AI Competition Enters "Energy Efficiency" Phase: Former Facebook Privacy Chief Warns of Grid Crisis Amid $100B Infrastructure Boom

Stock News2025-12-24

The next phase of the artificial intelligence (AI) industry's development will focus on improving the efficiency of technology applications, according to Chris Kelly, former privacy chief at Facebook. On Monday, Kelly noted that leading global AI companies are racing to build infrastructure to support AI computing demands, but the industry must optimize these energy-intensive construction models.

"The human brain operates on just 20 watts—we reason and think without needing gigawatt-scale power plants," Kelly said. "I believe exploring efficiency potential will become a core focus for top AI firms." He added that companies capable of reducing data center costs will ultimately emerge as winners in the AI sector.

According to S&P Global, large-scale cloud service providers have spurred a global data center construction boom in 2025, with infrastructure-related transactions exceeding $61 billion.
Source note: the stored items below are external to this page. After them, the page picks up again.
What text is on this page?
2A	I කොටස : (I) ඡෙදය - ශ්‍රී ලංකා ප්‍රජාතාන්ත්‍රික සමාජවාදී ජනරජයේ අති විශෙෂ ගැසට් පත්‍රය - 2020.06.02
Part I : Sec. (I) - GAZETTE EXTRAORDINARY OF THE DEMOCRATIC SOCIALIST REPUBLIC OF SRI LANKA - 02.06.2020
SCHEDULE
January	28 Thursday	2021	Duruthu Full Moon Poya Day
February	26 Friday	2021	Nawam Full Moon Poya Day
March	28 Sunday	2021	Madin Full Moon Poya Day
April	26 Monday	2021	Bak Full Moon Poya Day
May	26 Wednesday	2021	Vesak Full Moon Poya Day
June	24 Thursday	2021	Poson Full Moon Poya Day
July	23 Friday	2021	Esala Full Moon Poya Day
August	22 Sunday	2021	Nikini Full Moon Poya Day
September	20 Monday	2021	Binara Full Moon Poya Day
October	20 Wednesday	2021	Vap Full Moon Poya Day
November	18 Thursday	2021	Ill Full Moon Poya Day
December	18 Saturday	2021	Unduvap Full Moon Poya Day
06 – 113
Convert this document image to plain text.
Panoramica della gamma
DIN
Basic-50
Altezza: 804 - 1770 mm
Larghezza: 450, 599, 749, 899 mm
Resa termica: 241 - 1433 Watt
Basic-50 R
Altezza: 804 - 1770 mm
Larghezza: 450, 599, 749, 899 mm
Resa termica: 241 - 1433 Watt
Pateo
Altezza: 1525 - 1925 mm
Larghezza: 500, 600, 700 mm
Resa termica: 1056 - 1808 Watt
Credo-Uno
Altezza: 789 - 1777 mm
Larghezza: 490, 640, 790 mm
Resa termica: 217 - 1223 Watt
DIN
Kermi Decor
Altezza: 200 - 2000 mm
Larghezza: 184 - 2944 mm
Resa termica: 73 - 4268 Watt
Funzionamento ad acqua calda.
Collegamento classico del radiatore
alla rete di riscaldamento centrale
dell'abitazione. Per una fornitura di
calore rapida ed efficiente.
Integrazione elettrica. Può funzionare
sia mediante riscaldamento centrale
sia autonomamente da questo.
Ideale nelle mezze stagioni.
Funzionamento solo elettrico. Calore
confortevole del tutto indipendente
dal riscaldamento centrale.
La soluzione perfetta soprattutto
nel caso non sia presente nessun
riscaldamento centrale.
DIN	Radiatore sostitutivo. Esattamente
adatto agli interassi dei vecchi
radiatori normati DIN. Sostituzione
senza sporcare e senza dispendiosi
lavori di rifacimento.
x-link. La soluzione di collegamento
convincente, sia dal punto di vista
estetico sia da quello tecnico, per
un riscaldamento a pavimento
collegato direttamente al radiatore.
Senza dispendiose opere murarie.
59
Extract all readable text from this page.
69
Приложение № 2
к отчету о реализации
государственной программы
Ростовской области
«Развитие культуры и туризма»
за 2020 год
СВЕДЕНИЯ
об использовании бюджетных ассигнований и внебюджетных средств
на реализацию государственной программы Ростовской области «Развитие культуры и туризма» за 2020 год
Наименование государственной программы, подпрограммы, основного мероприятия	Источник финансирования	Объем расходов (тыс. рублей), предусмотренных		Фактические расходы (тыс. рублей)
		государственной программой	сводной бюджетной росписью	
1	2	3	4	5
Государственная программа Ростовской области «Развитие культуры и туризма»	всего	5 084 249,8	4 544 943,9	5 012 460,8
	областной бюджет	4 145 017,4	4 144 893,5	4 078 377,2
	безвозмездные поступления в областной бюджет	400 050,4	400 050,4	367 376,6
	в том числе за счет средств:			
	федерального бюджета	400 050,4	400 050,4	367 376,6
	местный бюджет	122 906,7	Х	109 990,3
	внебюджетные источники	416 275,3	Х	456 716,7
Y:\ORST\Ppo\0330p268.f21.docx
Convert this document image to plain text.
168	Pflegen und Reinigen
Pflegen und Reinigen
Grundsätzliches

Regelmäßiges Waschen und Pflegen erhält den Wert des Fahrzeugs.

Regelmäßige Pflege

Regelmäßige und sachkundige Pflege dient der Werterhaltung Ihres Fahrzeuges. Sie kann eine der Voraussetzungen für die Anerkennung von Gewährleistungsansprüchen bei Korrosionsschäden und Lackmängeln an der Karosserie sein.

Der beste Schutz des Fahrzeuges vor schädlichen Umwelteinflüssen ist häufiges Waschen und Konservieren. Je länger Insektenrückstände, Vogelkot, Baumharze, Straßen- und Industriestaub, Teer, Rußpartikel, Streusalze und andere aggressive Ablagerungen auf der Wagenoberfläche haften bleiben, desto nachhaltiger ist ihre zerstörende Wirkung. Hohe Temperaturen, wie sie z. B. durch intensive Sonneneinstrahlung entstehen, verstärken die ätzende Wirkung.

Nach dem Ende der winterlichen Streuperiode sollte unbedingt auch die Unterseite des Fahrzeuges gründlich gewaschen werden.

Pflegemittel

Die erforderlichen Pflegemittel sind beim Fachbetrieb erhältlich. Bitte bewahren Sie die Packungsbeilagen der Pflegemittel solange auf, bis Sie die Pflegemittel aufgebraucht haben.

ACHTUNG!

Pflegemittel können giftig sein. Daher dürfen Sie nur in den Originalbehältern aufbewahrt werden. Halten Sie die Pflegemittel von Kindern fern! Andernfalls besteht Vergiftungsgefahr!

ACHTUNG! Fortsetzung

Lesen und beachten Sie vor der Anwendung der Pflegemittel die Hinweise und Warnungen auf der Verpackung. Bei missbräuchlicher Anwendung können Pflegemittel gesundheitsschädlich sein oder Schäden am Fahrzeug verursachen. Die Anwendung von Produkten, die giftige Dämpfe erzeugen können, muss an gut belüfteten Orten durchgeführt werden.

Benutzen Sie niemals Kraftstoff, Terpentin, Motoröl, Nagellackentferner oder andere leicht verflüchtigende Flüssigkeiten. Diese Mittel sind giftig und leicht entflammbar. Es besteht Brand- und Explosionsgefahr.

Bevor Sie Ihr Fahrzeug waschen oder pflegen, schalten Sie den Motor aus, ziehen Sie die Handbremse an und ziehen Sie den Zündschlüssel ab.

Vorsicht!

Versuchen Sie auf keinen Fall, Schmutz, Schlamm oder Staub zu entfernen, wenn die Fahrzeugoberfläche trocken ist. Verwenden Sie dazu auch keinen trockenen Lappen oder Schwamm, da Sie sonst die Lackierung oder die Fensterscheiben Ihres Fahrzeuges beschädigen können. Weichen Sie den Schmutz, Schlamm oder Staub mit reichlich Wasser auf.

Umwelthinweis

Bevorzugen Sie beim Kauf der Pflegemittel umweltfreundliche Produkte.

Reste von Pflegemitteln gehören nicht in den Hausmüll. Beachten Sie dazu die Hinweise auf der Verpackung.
OpenAI alone has committed over $1.4 trillion in AI investments in the coming years, including major partnerships with NVIDIA (NVDA.US), Oracle (ORCL.US), and CoreWeave (CRWV.US).

However, this rapid expansion has raised concerns about strained power grids' ability to meet the electricity demands of these computing infrastructures. In September, NVIDIA and OpenAI announced a joint project requiring at least 10 gigawatts of power—equivalent to the annual electricity consumption of 8 million U.S. households. Data from the New York Independent System Operator shows this matches New York City's peak summer demand in 2024.

Concerns over costs intensified after DeepSeek launched a free, open-source large language model in December 2024, developed for under $6 million—far below U.S. competitors' costs. Kelly expects "multiple Chinese companies to rise," especially after the recent U.S. approval of NVIDIA's H200 chip exports to China. He added that open-source models, particularly from China, will provide "basic-level computing power" and access to generative and agentic AI capabilities.